Inspired by the amazing @type1backpacker I decided to write about the story of my IG account’s and blog name. I got asked about it quite a lot since I started blogging, but I never reeeally opened up about it. So here we go, buckle up and be prepared for a very long post.
During my high school years, I always wanted to fit in. It was super important to me that everybody liked me – which, I know is impossible, though when I was younger, I thought that my worth was measured by other people’s opinions of me, weather they liked me and thought that I was pretty. Which, of course, is complete and utter nonsense – but it took me a loooong time to figure that out.
I valued other peoples’ opinions about me more than my own. So, during my first four years of high school, there were three guys who started making fun of me.
They made fun of the way I looked and dressed, constantly made jokes about my weight and the fact that my face turns red super quick when I get embarrassed or excited – which also earned me the name “tomato face”.
They made jokes about me playing the violin, loving classical music and that I just was…different I guess. For me, it was emotional torture. It came to a point where I cried during the breaks at school while hiding in the girl’s bathroom, came home after school, hid in my room, cried even more and was afraid of going back to school the next day. I just couldn’t bare it emotionally. But I was too embarrassed to really talk about it. I felt ashamed and humiliated because of it.
What really helped me during that time was, that I knew that I had a family at home that loved me unconditionally and my friends, who always made me laugh and feel safe.
Kids can be cruel. So cruel. And hurt you in a way, that makes you doubt and start hating yourself. Especially when you’re young, it’s so much easier to get into one’s head. At one point I just started believing them and what they said about me. I thought, that maybe they were right: Maybe I was fat, ugly, stupid and weird – that nobody was supposed to like me because of that. Maybe it was all my fault that they treated me like that. Maybe I just deserved that.
One of the guys then started calling me “Onne” because he thought it was super funny since “Onne ist eine Tonne” (Onne is a barrel). They played songs like “Fat Anna is sitting in a boat”.
It tore me apart on the inside.
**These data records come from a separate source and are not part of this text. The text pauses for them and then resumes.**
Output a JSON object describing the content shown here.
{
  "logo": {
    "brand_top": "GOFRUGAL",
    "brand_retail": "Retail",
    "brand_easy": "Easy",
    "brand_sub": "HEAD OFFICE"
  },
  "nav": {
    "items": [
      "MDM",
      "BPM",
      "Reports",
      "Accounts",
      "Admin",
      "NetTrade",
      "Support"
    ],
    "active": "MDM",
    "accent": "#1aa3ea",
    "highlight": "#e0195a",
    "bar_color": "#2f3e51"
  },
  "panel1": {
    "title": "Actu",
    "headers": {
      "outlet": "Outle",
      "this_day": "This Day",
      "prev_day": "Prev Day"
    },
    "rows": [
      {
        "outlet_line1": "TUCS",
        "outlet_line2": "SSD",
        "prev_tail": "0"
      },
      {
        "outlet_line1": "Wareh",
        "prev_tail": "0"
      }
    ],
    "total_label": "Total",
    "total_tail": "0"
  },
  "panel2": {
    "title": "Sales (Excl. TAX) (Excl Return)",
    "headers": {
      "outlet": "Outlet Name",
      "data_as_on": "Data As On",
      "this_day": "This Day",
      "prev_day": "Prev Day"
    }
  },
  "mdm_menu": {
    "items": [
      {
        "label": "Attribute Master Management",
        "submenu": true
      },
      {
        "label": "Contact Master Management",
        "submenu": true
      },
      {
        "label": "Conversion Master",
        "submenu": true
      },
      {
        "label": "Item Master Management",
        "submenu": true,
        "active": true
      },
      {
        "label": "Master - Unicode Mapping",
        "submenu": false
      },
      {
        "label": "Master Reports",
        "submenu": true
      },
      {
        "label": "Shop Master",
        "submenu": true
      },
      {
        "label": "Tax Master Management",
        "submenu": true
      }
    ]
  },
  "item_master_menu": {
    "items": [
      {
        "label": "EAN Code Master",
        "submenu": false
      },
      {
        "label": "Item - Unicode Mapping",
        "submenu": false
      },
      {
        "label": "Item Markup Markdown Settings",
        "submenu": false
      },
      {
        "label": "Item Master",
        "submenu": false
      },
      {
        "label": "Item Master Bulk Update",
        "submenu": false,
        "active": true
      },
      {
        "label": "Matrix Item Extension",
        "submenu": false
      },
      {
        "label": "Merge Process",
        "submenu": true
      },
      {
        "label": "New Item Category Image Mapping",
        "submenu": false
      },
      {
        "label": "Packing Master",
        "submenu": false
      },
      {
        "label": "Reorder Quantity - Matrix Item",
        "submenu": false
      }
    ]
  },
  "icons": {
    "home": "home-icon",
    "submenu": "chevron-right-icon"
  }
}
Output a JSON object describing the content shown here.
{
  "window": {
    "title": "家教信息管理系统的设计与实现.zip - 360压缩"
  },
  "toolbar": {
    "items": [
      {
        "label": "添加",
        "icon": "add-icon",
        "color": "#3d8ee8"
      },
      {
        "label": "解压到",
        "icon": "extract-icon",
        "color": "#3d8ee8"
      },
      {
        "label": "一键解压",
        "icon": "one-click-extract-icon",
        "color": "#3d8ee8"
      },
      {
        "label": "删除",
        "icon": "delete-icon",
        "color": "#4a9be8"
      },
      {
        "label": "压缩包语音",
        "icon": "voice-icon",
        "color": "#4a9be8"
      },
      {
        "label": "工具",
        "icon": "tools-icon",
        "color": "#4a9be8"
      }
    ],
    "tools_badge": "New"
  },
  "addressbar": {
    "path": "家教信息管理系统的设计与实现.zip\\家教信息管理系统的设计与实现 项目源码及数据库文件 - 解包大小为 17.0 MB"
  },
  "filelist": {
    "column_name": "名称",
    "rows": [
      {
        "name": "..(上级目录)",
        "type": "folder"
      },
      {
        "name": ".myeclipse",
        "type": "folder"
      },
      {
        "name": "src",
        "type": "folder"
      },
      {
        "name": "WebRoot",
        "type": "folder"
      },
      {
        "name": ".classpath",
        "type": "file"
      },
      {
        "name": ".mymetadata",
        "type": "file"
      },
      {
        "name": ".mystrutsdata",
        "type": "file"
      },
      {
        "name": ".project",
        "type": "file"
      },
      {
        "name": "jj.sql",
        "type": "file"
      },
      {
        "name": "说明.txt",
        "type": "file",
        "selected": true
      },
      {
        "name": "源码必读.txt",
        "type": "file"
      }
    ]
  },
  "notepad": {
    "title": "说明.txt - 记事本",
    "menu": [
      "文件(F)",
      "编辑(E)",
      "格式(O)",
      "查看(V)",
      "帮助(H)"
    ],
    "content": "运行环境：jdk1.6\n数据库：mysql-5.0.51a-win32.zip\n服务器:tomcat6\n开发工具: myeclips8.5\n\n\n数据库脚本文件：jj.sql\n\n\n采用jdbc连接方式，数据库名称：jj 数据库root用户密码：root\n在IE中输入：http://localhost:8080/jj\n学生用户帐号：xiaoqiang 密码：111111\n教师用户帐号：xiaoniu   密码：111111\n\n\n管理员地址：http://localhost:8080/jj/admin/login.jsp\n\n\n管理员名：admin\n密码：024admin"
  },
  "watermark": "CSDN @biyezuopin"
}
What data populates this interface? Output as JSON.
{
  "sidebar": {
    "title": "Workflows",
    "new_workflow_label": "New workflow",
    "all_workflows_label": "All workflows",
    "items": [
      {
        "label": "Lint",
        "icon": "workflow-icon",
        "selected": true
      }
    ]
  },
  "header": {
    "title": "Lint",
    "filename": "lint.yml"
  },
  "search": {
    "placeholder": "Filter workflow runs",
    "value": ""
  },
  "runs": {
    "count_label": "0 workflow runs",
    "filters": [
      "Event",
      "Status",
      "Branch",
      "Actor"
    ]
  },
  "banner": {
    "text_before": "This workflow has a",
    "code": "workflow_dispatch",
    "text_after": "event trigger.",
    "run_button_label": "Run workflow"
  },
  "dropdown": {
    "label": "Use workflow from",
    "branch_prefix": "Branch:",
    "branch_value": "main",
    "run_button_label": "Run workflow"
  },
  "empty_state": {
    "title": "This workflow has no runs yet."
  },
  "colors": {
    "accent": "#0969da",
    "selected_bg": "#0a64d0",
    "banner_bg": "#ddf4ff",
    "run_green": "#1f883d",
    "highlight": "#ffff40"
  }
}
With every song, every time that they made fun of me, I broke a little more on the inside. I started hating myself even more.
I hated that name. I hated how they treated me. I did not understand it. I just did not understand what I had done to them, that caused them to treat me in such a way.
But somehow, unwillingly, “Onne” turned into my nickname.
Fast forward a couple of years: I had already gotten my diagnosis with t1d and looked for a platform to share my experiences and thoughts about living with my diabetes diva to help and inspire other people to live their best life – which eventually lead me to creating my blog and IG account. However, I couldn’t decide on how I wanted to name it.
It was my mom who gave me the idea to start writing under the name “Onne Pe”. At first, I was super skeptical – since it had so many bad memories attached to it. I didn’t want to associate such horrible experiences with something, that felt like a completely fresh start to me.
However, my mom suggested that I could use these negative memories and turn them into something positive. So the name “Onne Pe” (Pe as an abbreviation for my surname) was born. And oh boy, was she right.
Now, 6 years later…and I am so glad I did it. Because the name, that once hurt me so much, helped me create something, that changed my life for the better. I got to meet the most amazing people, travel the world and learn so much about myself.
I learnt about the importance of mental health, that it is okay to reach out, when you’re not feeling okay. It taught me, that my confidence should not be built on extrinsic sources and other peoples’ opinions about me but that it is supposed to be developed through self-analysis of my actions, thoughts and qualities.
It showed me, that I am so much more than what people think I am. That self-love is the most important love and that I should treat myself lovingly and with patience. Self-love isn’t achieved over night, it is a constant journey. I learned, that my body is my home and that I should treat it carefully and respectfully instead of destroying it with self-doubt and hate. It taught me, to be kind to other people. Always. Because you never know, what someone is going through. Everybody has their own unique story and should be treated with respect.